Oleh Hariyawan Agung Wahyudi*
Sosok Garuda berasal dari tokoh imajiner dalam kitab Mahabarata,
putra dari Begawan Kasyapa dan Sang Winata. Tokoh ini sering diwujudkan
menjadi kendaraan Dewa Wishnu. Namun, dalam kehidupan nyata banyak orang
meyakini bahwa Garuda adalah sosok nyata yang berwujud burung Elang. Di
Pulau Jawa sendiri, di berbagai tempat orang meyakini bahwa Elang Jawa
adalah sang Garuda itu sendiri.
Pemerintah sendiri menetapkan Elang Jawa sebagai simbol resmi negara
pada 1950, dan menetapkan sebagai satwa nasional karena kemiripannya
dengan Garuda dengan Keppres No.4/1993.
Burung pemangsa endemik Pulau Jawa ini memiliki nama ilmiah Nisaetus bartelsi.
Panjang tubuh dari paruh sampai ekor berkisar antara 60 – 70 cm.
Tubuhnya didominasi oleh warna kuning kecoklatan pucat dengan
coret-coret hitam menyebar di atasnya. Kepala berwarna coklat kemerahan
dengan jambul tinggi menonjol. Jambul yang terdiri atas 2 – 4 helai bulu
ini menjadi ciri khas utama yang membedakan elang jawa dengan kerabat
terdekatnya. Bulu pada kaki menutupi tungkai hingga dekat pangkal jari,
yang merupakan ciri pembeda marga Nisaetus dengan marga lainnya. Elang
Jawa betina berukuran relatif lebih besar dengan elang jawa jantan.
Sebagai burung endemik Pulau Jawa, ini berarti bahwa kelestariannya
bergantung pada habitat alami hutan di pulau terpadat di Indonesia ini.

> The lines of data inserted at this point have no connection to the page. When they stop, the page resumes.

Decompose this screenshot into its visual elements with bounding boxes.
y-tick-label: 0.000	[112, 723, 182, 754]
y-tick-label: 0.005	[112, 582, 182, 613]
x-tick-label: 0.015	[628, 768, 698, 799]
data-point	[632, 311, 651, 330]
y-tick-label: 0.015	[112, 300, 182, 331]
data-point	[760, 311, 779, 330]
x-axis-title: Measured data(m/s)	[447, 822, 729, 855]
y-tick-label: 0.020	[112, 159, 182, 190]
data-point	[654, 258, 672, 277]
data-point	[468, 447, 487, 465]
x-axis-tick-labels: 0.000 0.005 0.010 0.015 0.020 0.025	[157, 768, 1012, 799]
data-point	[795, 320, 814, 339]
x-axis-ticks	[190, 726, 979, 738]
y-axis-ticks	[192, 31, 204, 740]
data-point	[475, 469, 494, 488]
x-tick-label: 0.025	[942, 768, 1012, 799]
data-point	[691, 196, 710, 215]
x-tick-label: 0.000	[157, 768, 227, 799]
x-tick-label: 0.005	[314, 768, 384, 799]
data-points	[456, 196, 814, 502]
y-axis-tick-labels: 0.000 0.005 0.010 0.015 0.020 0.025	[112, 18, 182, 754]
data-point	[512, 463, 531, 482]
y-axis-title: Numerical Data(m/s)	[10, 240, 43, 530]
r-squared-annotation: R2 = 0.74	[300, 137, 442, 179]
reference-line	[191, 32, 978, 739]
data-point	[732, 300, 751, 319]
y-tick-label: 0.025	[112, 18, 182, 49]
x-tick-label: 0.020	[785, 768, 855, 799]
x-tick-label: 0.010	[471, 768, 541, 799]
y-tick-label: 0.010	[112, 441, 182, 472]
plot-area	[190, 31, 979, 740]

Elang Jawa hidup di habitat hutan hujan tropis dari ketinggian 0 – 2000 m
dpl. Namun dalam dasawarsa terakhir, catatan perjumpaan dengan satwa
kharismatik ini paling sering terjadi pada ketinggian 500 – 1000 m dpl.
Dalam penelitian Syartinilia dan kawan-kawan pada tahun 2010,
diperkirakan hanya tersisa 325 pasang saja Elang Jawa yang tersisa.
Zaini Rakhman dalam bukunya yang berjudul “Garuda Mitos dan Faktanya
di Indonesia”, menyebutkan bahwa keberadaan Elang Jawa hanya tersisa di
puncak-puncak gunung atau dataran tinggi saja. Hal ini dinilainya sangat
beresiko tinggi karena di daerah tersebut keberadaan pakan atau
mangsanya sangat terbatas.
Mangsa utama Elang Jawa sendiri adalah tikus lokal yang hidup di Pulau Jawa yaitu jenis Sundamys maxy. Tragisnya, status tikus yang juga dikenal dengan Bartels’ rat
anak dari penemu Elang Jawa, dinyatakan terancam punah oleh IUCN.
Selain tikus sebagai makanan utama, Elang Jawa juga memburu mamalia
kecil seperti tupai, musang sampai dengan anakan monyet ekor panjang.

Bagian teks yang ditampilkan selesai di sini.